Image ist noch immer sehr entscheidend, da Künstlerberufe einen zur Selbstpräsentation zwingen. Optimal ist es, wenn deine Leidenschaft für die Sache dein Image formt. Künstler können mit ihrem Image auch viel Spaß haben - sie können damit spielen oder darüber lachen. Es geht vielleicht gar nicht so sehr um das Image, sondern darum, richtig damit umzugehen. Leider gibt es dazu keine Techniken oder Kurse. Manche Dinge lassen sich einfach nicht kontrollieren und der richtige Umgang mit ihnen wäre das Loslassen. Ich kann nicht sagen, dass ich das gut beherrsche, aber das ist wahrscheinlich der Schlüssel zum Glück.

Dein nächstes Projekt SINGULARITY befindet sich gerade in Postproduktion. Kannst du schon etwas darüber verraten?
SINGULARITY liegt eine sehr ausschweiffenden Story zu Grunde. Es ist eine Liebesgeschichte, die sich über mehrere Zeitzonen erstreckt. Meine Figur Ali bewegt sich ausschließlich in der Moderne. Die Dreharbeiten haben wir erst kürzlich abgeschlossen. Einen Großteil haben wir auf einem Boot gedreht, was wirklich toll war. Den Stoff, der in der Vergangenheit spielt, haben sie schon vor 3 Jahren abgedreht. Ich bin ein Teil zu einem Team in der modernen Zeit, aber die Einzelheiten zu erklären, würde den Rahmen sprengen (lacht). Es hat jedenfalls Riesenspaß gemacht, den Film zu drehen - auch das Hin und Hier zwischen SINGULARITY und DER TEUFELSGEIGER war toll.

Was für ein Mensch ist Ali?
Sie arbeitet sehr hart und ist ein absoluter Team-Player. Außerdem ist sie irrsinnig klug und hat ein sehr hohes Bewusstsein, wobei sie sehr wissenschaftlich denkt.

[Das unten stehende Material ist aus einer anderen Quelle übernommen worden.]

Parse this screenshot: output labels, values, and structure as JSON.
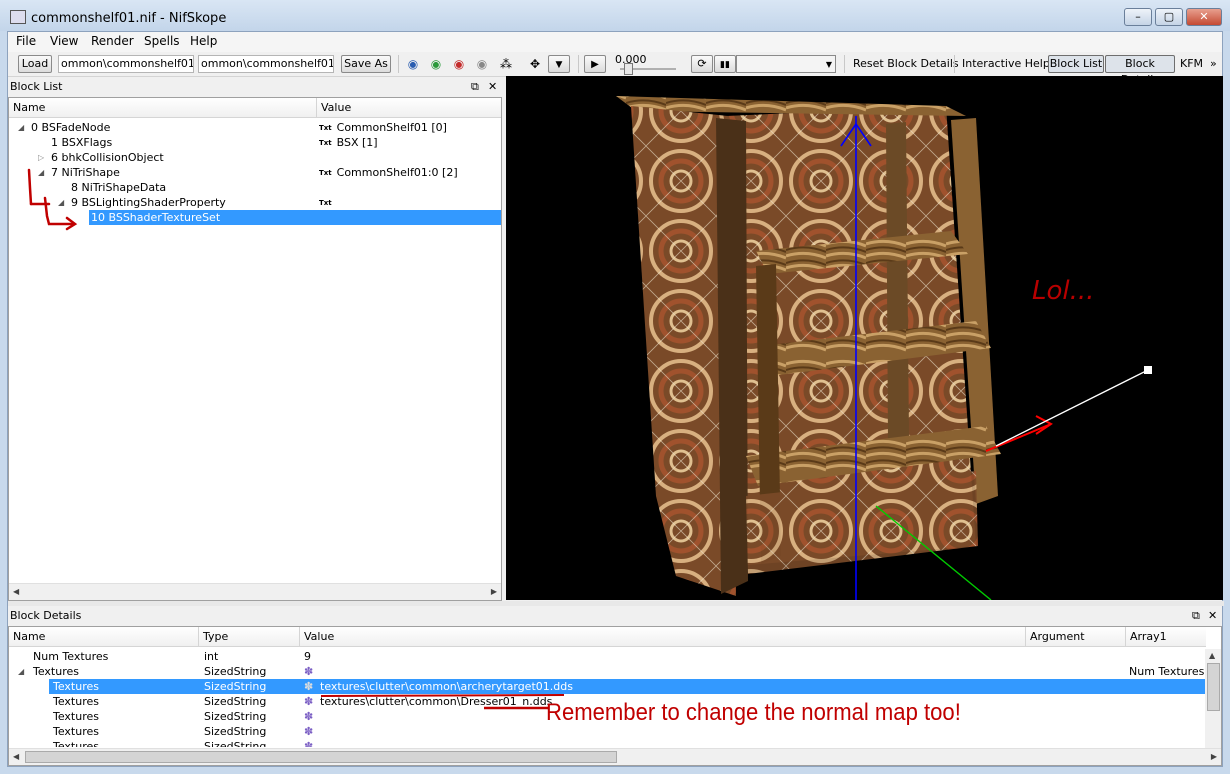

Wie war die Zusammenarbeit mit Josh Hartnett?
Es war fantastisch. Im Film ist er ein Teil von Alis Team, sodass wir viele gemeinsame Szenen hatten - einen Großteil davon haben wir Nachts gedreht. Ich habe ihn als sehr bodenständigen, smarten und witzigen Menschen mit wunderbar trockenem Humor kennengelernt. Wir alle sind nach jedem Drehtag auf einen Absacker gegangen und hatten enormen Spaß miteinander. Mit ihm zu arbeiten und ihn um sich zu haben war fantastisch.